(RxWiki News) Knee replacement surgery can be an effective way to treat osteoarthritis. But according to one review, it may pose additional risks for obese patients.
From a review of previous studies, researchers found that obese patients may face additional risks during knee replacement surgery. Additionally, their joint replacements may not last as long.
These researchers suggested that obese patients should consider the risks of knee replacement surgery.
"If you are obese, talk to your doctor about losing weight."
Saif Salih and Paul Sutton, of the Department of Trauma and Orthopaedics at Northern General Hospital, conducted this review.
Obesity can put people at risk for several health problems, including heart disease, type 2 diabetes and cancer. Obese people are also at risk for osteoarthritis as their muscles and bones have trouble supporting excess weight.
Osteoarthritis is a condition in which cartilage and joints wear down, leading to pain, stiffness and reduced mobility.
According to the authors of this review, 27 million Americans have osteoarthritis, most commonly in the knees.
Some patients with osteoarthritis in the knee choose to have a knee replaced through surgery.
The authors of this review claimed that knee replacement operations can be more challenging with obese patients.
According to three studies on knee replacements in obese patients, the new knees were more likely to be aligned improperly and there was a higher risk of blood loss. In one study, post-surgical complications occurred in 32 percent of obese participants.
Moreover, knee implants may not last as long in obese patients. One study found that, at seven years post-surgery, obese patients were significantly more likely than non-obese patients to have an implant failure.
The authors also referenced a previous analysis of studies showing that rates of knee implant revision surgery, or surgery in which the replacement has to be fixed or redone, were 1.79 times higher in obese patients compared to patients with normal BMIs.
Morbidly obese patients, or those with a body mass index over 35, had slower recoveries and a greater rate of complications, the authors noted.

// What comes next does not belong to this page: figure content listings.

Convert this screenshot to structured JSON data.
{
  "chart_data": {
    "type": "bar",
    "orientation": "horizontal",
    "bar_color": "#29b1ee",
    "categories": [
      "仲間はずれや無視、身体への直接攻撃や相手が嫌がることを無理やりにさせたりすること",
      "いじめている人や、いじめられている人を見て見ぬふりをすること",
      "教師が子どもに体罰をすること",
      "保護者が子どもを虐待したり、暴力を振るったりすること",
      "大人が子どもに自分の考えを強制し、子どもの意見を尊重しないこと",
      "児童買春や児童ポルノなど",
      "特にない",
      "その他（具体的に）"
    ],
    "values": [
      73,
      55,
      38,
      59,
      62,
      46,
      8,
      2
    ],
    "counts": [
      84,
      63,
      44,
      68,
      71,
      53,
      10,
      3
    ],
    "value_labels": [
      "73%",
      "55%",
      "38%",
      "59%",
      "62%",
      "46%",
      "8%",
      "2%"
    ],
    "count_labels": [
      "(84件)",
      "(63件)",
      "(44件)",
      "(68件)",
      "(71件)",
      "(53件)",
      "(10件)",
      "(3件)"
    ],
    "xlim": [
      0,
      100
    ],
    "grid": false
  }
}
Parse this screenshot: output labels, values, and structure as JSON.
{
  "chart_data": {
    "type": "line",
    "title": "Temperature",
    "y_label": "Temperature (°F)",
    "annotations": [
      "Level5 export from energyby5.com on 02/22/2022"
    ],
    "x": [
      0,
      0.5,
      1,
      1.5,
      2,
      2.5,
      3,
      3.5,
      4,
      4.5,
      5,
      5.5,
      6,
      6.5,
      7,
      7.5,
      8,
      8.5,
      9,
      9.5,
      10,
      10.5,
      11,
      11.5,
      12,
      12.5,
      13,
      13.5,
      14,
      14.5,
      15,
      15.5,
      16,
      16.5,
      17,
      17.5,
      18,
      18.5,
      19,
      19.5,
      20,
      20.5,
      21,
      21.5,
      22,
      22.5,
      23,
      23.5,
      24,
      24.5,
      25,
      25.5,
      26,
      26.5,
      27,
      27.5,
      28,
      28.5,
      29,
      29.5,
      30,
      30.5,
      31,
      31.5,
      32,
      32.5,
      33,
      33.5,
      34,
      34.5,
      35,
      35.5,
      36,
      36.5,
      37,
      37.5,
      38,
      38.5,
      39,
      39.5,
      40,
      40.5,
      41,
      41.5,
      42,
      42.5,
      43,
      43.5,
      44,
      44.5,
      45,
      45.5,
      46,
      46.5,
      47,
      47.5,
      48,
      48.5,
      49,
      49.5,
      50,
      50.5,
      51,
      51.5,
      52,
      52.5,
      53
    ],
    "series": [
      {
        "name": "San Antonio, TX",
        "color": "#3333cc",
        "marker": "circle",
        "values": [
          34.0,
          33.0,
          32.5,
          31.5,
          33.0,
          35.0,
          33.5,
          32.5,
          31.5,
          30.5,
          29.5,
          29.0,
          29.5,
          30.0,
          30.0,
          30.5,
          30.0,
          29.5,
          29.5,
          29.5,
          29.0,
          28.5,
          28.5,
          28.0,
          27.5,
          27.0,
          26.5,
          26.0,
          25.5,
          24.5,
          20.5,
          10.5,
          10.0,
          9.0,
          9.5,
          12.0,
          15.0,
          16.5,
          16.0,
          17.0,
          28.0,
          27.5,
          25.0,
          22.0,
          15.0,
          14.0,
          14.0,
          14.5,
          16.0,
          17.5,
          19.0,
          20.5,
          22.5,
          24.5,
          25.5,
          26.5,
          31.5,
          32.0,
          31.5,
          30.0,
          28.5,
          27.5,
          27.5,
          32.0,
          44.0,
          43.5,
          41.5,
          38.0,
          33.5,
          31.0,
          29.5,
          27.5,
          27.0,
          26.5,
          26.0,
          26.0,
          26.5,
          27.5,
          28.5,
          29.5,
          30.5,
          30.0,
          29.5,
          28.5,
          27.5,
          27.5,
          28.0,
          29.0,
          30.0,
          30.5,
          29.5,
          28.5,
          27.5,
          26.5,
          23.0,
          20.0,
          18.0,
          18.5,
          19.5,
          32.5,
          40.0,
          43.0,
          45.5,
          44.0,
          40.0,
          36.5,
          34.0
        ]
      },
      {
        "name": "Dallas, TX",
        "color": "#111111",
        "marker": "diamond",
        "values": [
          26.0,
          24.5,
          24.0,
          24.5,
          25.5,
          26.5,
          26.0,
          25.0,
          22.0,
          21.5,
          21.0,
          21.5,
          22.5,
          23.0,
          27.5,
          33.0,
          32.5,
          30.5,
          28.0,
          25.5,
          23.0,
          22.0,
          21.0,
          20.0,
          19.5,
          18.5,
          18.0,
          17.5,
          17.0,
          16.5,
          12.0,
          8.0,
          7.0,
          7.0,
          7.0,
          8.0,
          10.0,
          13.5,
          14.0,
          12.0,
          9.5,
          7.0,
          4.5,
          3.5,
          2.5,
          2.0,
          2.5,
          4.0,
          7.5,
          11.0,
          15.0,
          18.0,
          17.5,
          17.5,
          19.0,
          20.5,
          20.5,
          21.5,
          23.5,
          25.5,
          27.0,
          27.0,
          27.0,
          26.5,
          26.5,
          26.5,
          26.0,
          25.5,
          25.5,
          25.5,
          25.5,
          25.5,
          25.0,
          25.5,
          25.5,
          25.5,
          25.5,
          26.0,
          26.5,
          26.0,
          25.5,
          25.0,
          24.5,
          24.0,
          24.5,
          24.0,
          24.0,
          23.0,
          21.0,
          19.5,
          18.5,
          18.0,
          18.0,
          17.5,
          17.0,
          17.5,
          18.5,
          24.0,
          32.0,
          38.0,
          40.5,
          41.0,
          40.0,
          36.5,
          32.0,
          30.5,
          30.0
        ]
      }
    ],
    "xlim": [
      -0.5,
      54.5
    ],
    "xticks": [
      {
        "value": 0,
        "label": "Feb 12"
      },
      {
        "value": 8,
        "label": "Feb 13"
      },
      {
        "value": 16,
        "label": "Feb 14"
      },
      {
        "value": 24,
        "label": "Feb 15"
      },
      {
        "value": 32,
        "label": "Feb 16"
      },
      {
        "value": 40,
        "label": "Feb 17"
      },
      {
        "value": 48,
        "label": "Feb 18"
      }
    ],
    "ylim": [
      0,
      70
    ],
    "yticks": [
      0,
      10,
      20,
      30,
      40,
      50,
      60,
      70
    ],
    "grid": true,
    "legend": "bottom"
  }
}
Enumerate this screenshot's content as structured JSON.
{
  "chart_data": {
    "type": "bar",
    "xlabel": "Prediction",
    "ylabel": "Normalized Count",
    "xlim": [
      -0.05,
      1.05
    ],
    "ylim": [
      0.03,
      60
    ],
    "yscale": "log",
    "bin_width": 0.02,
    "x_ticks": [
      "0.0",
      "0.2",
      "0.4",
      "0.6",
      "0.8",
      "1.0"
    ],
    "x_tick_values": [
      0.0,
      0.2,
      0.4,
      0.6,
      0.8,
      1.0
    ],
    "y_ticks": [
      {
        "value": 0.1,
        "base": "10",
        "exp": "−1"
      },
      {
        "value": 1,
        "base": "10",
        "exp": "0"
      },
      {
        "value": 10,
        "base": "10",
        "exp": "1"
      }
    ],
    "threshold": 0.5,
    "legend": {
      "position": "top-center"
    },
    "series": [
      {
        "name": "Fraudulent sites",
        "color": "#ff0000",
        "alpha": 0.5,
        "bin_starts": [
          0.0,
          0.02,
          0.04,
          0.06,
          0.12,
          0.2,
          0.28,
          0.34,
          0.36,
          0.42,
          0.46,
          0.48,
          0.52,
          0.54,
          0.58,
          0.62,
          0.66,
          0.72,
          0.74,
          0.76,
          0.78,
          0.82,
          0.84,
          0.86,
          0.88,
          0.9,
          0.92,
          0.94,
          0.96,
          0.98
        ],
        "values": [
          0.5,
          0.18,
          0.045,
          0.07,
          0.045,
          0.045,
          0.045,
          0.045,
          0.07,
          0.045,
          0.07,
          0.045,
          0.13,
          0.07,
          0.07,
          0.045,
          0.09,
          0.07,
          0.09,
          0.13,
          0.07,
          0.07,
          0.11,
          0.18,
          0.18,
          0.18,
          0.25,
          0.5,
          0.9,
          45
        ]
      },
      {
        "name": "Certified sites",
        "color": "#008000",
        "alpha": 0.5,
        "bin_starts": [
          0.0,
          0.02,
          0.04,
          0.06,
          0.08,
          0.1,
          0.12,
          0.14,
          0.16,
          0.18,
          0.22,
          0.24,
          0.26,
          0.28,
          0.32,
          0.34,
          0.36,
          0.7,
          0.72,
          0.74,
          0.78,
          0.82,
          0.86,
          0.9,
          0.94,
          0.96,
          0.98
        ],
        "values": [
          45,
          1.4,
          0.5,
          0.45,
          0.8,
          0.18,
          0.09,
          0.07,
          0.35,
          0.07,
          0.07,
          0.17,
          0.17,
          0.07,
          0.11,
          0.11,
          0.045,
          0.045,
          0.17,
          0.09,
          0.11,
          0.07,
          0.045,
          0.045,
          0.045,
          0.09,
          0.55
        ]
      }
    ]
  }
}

Obese patients experienced improvements in osteoarthritis symptoms after knee replacement surgery, according to three studies.
However, according to one prospective study, only 14 percent of obese patients lost weight after the knee replacement, while 21 percent gained weight.
The researchers concluded that obese patients with knee osteoarthritis were at a greater risk of experiencing complications, including joint failure and revision.
These researchers suggested that obese patients should be aware of the increased risks of surgery and the benefits of weight loss before treatment.
This review was published in BMC Sports Science, Medicine & Rehabilitation on December 4.
The authors declared no competing interests. They did not disclose any funding information.